Diosdado Cabello, dalam pernyataannya di televisi pemerintah, menyebutkan, "Sejauh ini -- dan maksud saya sejauh ini -- ada 100 orang tewas dan jumlah yang sama terluka. Serangan terhadap negara kita sangat mengerikan."
Di antara para korban yang tewas, terdapat lima Laksamana, namun tidak ada informasi lebih lanjut tentang rasio korban militer dan sipil.
Banjirnya korban akibat operasi ini menunjukkan betapa besarnya kekacauan yang ditimbulkan oleh intervensi militer asing di dalam negeri Venezuela.
Baca juga: Pemeriksaan Yaqut Cholil Qoumas Terkait Dugaan Korupsi Kuota Haji 2024
Penangkapan dan Kondisi Presiden Maduro
Menurut laporan, dalam penangkapan yang dilakukan oleh pasukan AS, Nicolas Maduro dan istrinya, Cilia Flores, mengalami luka, namun kini dalam proses pemulihan. Mereka terlihat mampu berjalan sendiri saat menghadiri sidang perdana di Manhattan pada tanggal 5 Januari.
Keduanya mengaku tidak bersalah atas dakwaan konspirasi narkoterorisme dalam sidang tersebut. Operasi ini dipandang oleh kedua pihak sebagai langkah agresif oleh pemerintah AS yang mengancam kedaulatan Venezuela.
Keberadaan Maduro dan Flores dalam unit penangkapan menambah ketegangan antara Venezuela dan Amerika Serikat, menciptakan suasana yang semakin tegang.
Reaksi Pejabat AS dan Dampak Internasional
Laporan dari pejabat Amerika Serikat, yang dipublikasikan di The Washington Post, menyatakan bahwa antara 75 hingga 80 orang tewas dalam operasi itu, yang meliputi tentara Venezuela dan personel keamanan Kuba. Hal ini menunjukkan jangkauan dampak internasional dari tindakan tersebut.

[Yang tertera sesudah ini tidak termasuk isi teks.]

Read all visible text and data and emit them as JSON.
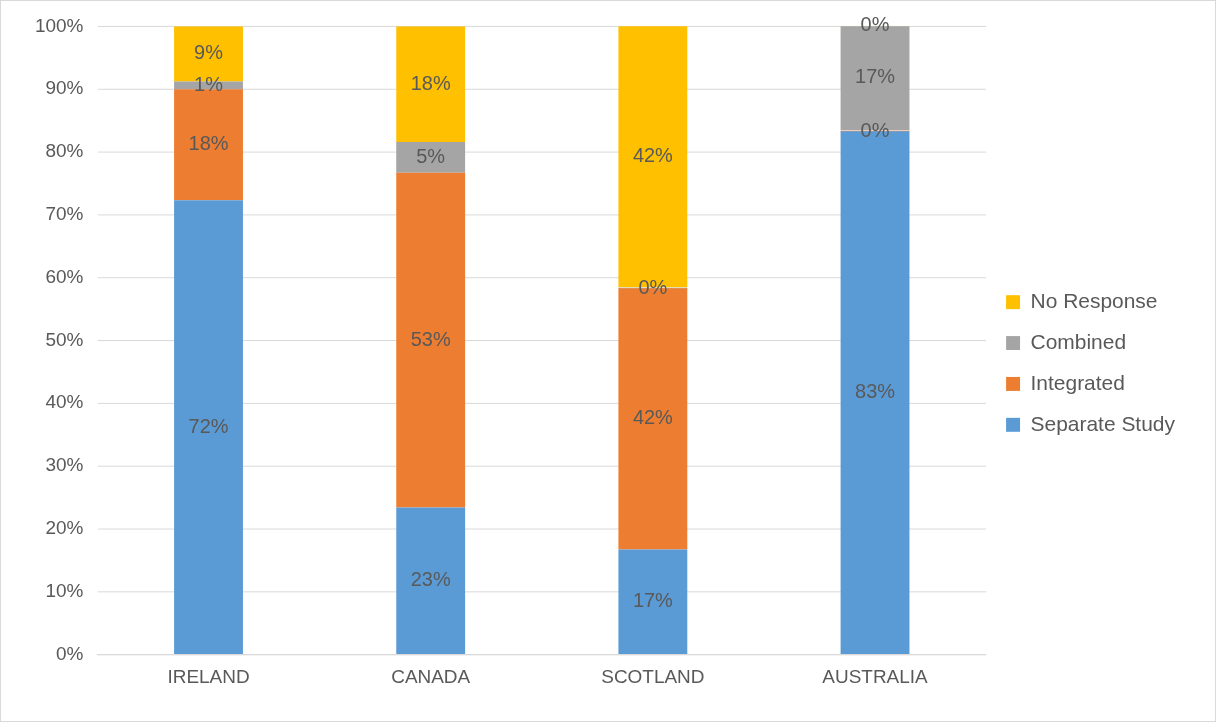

Pemerintah Kuba mengkonfirmasi bahwa 32 anggota angkatan bersenjatanya juga tewas, menegaskan adanya keterlibatan internasional dalam usaha mempertahankan Maduro dari serangan tersebut.
Selama masa pemerintahan Nicolas Maduro yang telah berlangsung selama 12 tahun, ia seringkali bergantung pada dukungan militer dari Kuba, menambah kompleksitas situasi keamanan regional dan meningkatkan rasa ketidakpastian di kawasan.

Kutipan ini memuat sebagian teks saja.